How to calculate this Differential Form

Question

Let $d\omega=(\frac{-3}{2}u^2D - Su + Tu - u^2 - Qu)(u^3D + Su^2 - Tu^2)^{-1}du \wedge \omega$ Where $D$, $S$, $T$ and $Q$ are constants.

I don't know how to calculate $\omega$

Answer 1

My suggestion is to look for constants $A$ and $B$ such that $$ \mathrm{d}\bigl(u^A(Du+S-T)^B\,\omega\bigr) = 0, $$ then you can write $\omega = u^{-A}(Du+S-T)^{-B}\,\mathrm{d}v$ for some function $v$.

You will have to treat the special cases $S=T$ and/or $D=0$ separately, but you are still looking for an integrating factor in those cases as well.
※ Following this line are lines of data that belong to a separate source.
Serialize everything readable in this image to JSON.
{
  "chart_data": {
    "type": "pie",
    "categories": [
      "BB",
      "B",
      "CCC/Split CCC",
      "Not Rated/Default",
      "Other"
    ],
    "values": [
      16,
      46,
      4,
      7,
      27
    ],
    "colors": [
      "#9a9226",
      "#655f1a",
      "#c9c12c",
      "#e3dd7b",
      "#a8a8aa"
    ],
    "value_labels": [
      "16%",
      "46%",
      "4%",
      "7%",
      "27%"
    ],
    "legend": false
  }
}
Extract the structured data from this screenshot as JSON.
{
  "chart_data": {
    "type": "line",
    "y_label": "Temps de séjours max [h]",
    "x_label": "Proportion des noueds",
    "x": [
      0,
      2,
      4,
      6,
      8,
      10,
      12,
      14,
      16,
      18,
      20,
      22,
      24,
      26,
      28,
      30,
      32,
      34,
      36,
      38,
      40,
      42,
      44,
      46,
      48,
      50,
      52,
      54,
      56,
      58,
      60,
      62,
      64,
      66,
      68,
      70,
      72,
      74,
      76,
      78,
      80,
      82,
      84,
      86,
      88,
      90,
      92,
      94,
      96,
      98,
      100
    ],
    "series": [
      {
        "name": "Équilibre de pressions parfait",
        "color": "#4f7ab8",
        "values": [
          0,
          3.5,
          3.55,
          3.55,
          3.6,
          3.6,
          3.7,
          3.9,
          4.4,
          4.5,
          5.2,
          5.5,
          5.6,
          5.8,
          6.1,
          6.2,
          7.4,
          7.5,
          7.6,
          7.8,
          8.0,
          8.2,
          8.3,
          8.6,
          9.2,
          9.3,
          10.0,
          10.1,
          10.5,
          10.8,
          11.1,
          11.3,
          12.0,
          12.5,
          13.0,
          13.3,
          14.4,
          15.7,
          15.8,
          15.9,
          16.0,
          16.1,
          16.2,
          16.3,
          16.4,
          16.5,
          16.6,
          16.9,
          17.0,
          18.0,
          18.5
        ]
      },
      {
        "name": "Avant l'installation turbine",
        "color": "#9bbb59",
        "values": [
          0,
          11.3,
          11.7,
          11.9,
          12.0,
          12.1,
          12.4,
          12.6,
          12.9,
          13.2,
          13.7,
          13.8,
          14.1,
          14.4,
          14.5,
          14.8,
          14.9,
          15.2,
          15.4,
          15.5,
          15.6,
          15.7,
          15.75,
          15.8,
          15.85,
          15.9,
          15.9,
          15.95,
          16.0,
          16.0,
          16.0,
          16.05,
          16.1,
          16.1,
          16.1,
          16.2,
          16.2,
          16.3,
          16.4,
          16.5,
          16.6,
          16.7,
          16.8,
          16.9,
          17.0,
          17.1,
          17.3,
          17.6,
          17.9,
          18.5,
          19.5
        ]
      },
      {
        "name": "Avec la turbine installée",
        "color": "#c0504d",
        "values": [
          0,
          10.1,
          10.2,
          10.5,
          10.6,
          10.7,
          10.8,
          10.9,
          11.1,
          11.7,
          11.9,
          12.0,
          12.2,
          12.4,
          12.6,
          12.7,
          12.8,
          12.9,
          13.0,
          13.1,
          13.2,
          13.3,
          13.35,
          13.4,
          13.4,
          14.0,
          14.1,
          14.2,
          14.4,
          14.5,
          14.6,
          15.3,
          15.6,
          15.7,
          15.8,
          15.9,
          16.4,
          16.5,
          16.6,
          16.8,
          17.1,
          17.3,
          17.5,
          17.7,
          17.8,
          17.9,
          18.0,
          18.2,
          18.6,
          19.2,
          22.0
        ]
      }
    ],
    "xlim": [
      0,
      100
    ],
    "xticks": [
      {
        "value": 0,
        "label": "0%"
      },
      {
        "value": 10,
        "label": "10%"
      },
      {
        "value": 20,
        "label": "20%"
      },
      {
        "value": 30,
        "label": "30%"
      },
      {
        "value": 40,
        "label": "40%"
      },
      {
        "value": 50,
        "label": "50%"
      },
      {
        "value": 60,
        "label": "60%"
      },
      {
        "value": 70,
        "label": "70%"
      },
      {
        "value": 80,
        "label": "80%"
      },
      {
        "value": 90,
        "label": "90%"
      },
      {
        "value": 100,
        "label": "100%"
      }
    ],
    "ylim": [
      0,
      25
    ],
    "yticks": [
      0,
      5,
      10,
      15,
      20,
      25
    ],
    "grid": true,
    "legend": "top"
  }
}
Added remark: The point is that, when $D$ and $S{-}T$ are nonzero, we obviously have a partial fractions decomposition $$ \frac{-\tfrac32 u^2D-Su+Tu-u^2-Qu}{u^3D+Su^2-Tu^2} = -A\frac{1}{u} - B\frac{D}{Du+S-T} $$ for some constants $A$ and $B$. Calculating $A$ and $B$ is pure algebra. This means that $$ \frac{-\tfrac32 u^2D-Su+Tu-u^2-Qu}{u^3D+Su^2-Tu^2}\,\mathrm{d}u = \mathrm{d}\left(\log\bigl({u}^{-A} (Du+S{-}T)^{-B}\bigr)\right). $$ Now the rest should be easy.